Mendoza School of Business

Notre Dame experts reflect on aspects of the Olympics, from athletic performance to human rights violations

Published: February 9, 2022 / Author: Notre Dame News

The 2022 Winter Olympics was enveloped in a number of controversies long before the Games even started. In 2021, the U.S. accused China of committing genocide against the Uyghur ethnic group. In what some say was an intentional move on China’s part to show the world it is not guilty of the accusations, it chose a Uyghur athlete to be the final Olympic torchbearer at the opening ceremony. In December, the Biden administration announced a U.S. diplomatic boycott of Beijing 2022 as a result of China’s poor human rights record. Canada, Australia, Britain and India followed suit. Late last year, Peng Shuai, the Chinese tennis star who has since announced her retirement, wrote a blog post that accused a former high-level Chinese official with whom she had once been in a relationship of pressuring her into sex. She has since said it was a “huge misunderstanding.”

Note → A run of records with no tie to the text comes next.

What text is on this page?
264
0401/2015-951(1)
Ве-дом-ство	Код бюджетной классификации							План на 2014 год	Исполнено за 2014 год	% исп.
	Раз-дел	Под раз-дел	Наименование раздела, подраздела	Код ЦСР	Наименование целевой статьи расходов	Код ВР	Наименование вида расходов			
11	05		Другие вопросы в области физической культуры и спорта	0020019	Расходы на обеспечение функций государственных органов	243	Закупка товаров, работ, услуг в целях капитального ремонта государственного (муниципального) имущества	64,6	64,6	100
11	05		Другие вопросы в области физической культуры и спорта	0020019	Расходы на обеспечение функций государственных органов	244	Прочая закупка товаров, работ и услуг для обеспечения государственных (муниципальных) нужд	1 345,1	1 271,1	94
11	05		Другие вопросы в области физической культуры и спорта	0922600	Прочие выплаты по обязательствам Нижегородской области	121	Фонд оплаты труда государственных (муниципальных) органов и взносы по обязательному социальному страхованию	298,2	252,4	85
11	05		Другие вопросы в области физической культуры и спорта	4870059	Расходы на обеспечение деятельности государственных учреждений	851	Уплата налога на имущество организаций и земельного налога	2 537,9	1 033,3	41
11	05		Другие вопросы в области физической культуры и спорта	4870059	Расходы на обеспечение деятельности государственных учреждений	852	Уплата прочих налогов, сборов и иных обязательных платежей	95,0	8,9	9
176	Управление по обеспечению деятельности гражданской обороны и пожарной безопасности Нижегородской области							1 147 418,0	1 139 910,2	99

These issues are in addition to the fact that the event is taking place in the midst of the COVID-19 pandemic. Some athletes are speaking out about China’s strict protocols to prevent the spread of the virus and their treatment in quarantine.

Economic effects for advertisers and broadcasters


Richard Sheehan

The economic advantage for competing athletes and networks with broadcast rights for the Olympics is also “bleak,” according to Richard Sheehan, professor emeritus of finance at the Mendoza College of Business.

“Most participants have trained for years and will have only one opportunity to perform before a worldwide audience and, for a lucky few, make an impression and obtain sponsorship deals,” Sheehan said. “Those will likely be substantially reduced after this Olympic Games.”

Some companies, including Coca-Cola, decided not to run Olympics-related global ad campaigns. Western companies that have shelled out millions for licensing deals are pretty much out of luck, Sheehan noted.

“NBC is in about as bad a situation, and their promos have been few and far between,” he said. “NBC has counted on the Olympics to goose their ratings to cover the funds they’ve spent for the rights. They will end up losing a large fraction of their expenditures.”